Gold Secular Bull Depends on This

I have written about this topic quite a few times. I am writing about it again today because it will become an extremely important indicator for precious metals within the next 12 months. 

Gold has enjoyed a great rebound and has approached its 2020 and 2021 highs. But the stock market has also rebounded and has outperformed Gold strongly in the past few weeks. 

The latest rebound in the stock market has removed it from the course of what I deem a mega-bear market. Nevertheless, economic data is slowly getting worse, and a recession and rate cuts are, eventually, likely. 

In the meantime, to get a better picture of precious metals’ current standing, we should consult history.

The chart below plots the S&P 500 with our 60/40 expected returns data set, the CAPE ratio (10-year PE Ratio), and CPI Inflation. The yellow is the secular bear markets.

Today appears much like the mid-1960s. In both cases, expected returns were very low, valuations were historically extreme, and the inflation rate had just broken out after being dormant for many years. 

Gold today could be where the gold stocks were in the early to mid-1960s.

In the chart below, we plot the S&P 500, the gold stocks against the S&P 500, the gold stocks, and at the bottom, Gold. The gold stock data is from the Barron’s Gold Mining Index.

In the 1960s, the gold stocks were the proxy for precious metals, as one could not own Gold.

The gold stocks made a multi-decade breakout in 1964, which was powered by the ratio (gold stocks against the S&P 500) breaking out from a 9-year-long base. 

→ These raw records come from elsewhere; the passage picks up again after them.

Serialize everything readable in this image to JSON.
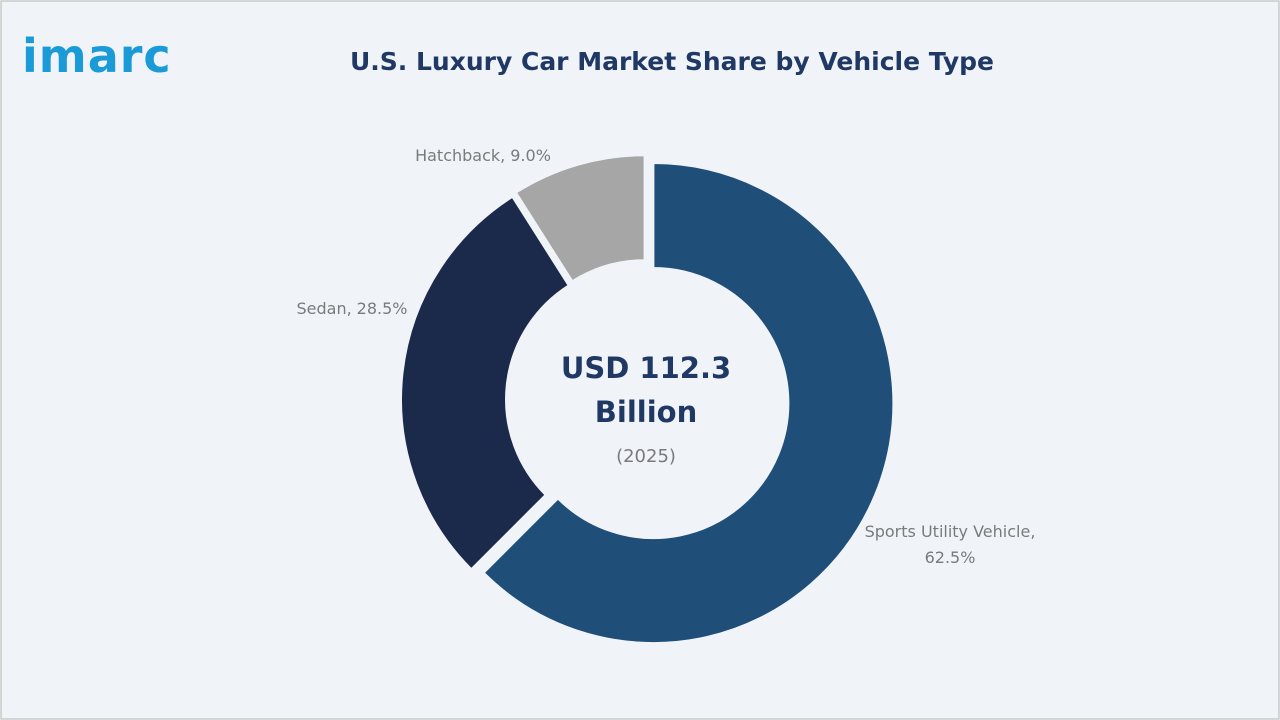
{
  "logo": "imarc",
  "chart_data": {
    "type": "donut",
    "title": "U.S. Luxury Car Market Share by Vehicle Type",
    "categories": [
      "Sports Utility Vehicle,",
      "Sedan,",
      "Hatchback,"
    ],
    "values": [
      62.5,
      28.5,
      9.0
    ],
    "value_labels": [
      "62.5%",
      "28.5%",
      "9.0%"
    ],
    "colors": [
      "#1f4e79",
      "#1b2a4b",
      "#a6a6a6"
    ],
    "center_text": [
      "USD 112.3",
      "Billion"
    ],
    "center_subtext": "(2025)"
  }
}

Gold today could be in a similar position. 

For precious metals to embark on a real and secular bull market, Gold against the S&P 500 must break above its 2016 and 2020 highs, signified by the “2” in the chart below. 

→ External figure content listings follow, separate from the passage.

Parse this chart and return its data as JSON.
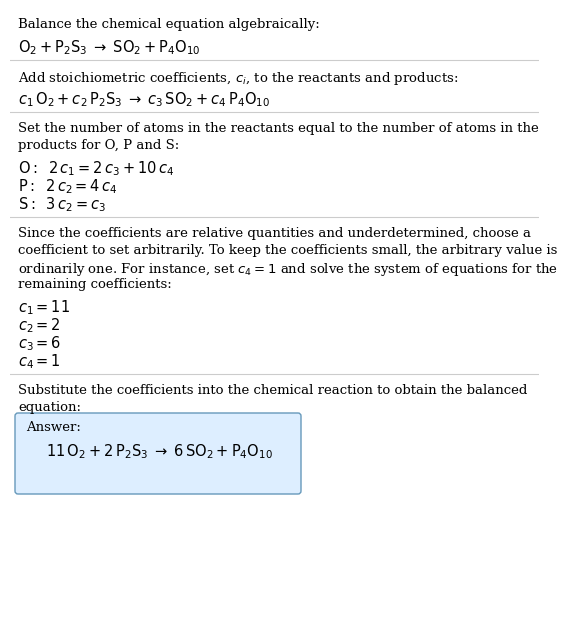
{
  "sec1_text": "Balance the chemical equation algebraically:",
  "sec1_eq": "$\\mathrm{O_2 + P_2S_3 \\;\\rightarrow\\; SO_2 + P_4O_{10}}$",
  "sec2_text": "Add stoichiometric coefficients, $c_i$, to the reactants and products:",
  "sec2_eq": "$c_1\\,\\mathrm{O_2} + c_2\\,\\mathrm{P_2S_3} \\;\\rightarrow\\; c_3\\,\\mathrm{SO_2} + c_4\\,\\mathrm{P_4O_{10}}$",
  "sec3_text1": "Set the number of atoms in the reactants equal to the number of atoms in the",
  "sec3_text2": "products for O, P and S:",
  "sec3_eq1": "$\\mathrm{O:}\\;\\; 2\\,c_1 = 2\\,c_3 + 10\\,c_4$",
  "sec3_eq2": "$\\mathrm{P:}\\;\\; 2\\,c_2 = 4\\,c_4$",
  "sec3_eq3": "$\\mathrm{S:}\\;\\; 3\\,c_2 = c_3$",
  "sec4_text1": "Since the coefficients are relative quantities and underdetermined, choose a",
  "sec4_text2": "coefficient to set arbitrarily. To keep the coefficients small, the arbitrary value is",
  "sec4_text3": "ordinarily one. For instance, set $c_4 = 1$ and solve the system of equations for the",
  "sec4_text4": "remaining coefficients:",
  "sec4_eq1": "$c_1 = 11$",
  "sec4_eq2": "$c_2 = 2$",
  "sec4_eq3": "$c_3 = 6$",
  "sec4_eq4": "$c_4 = 1$",
  "sec5_text1": "Substitute the coefficients into the chemical reaction to obtain the balanced",
  "sec5_text2": "equation:",
  "ans_label": "Answer:",
  "ans_eq": "$11\\,\\mathrm{O_2} + 2\\,\\mathrm{P_2S_3} \\;\\rightarrow\\; 6\\,\\mathrm{SO_2} + \\mathrm{P_4O_{10}}$",
  "bg_color": "#ffffff",
  "text_color": "#000000",
  "divider_color": "#cccccc",
  "ans_box_bg": "#ddeeff",
  "ans_box_border": "#6699bb",
  "fs_text": 9.5,
  "fs_eq": 10.5
}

If the Gold to S&P 500 ratio can break above 1, Gold should move above $2100 and Silver to at least $30. However, breaking above 2 would confirm a new secular bull market in precious metals. 

Last week we wrote that there were signs that precious metals would correct.

With the correction underway, keeping an eye on the stock market will be important. The stronger the stock market and the better the economic data, the longer the precious metals will correct. 

If the stock market reverses lower before spring and economic data falters, precious metals will quickly sniff out the approaching rate cuts. 

Even in a mild recession, the Fed will have to cut rates, and Gold should climb to at least $2400.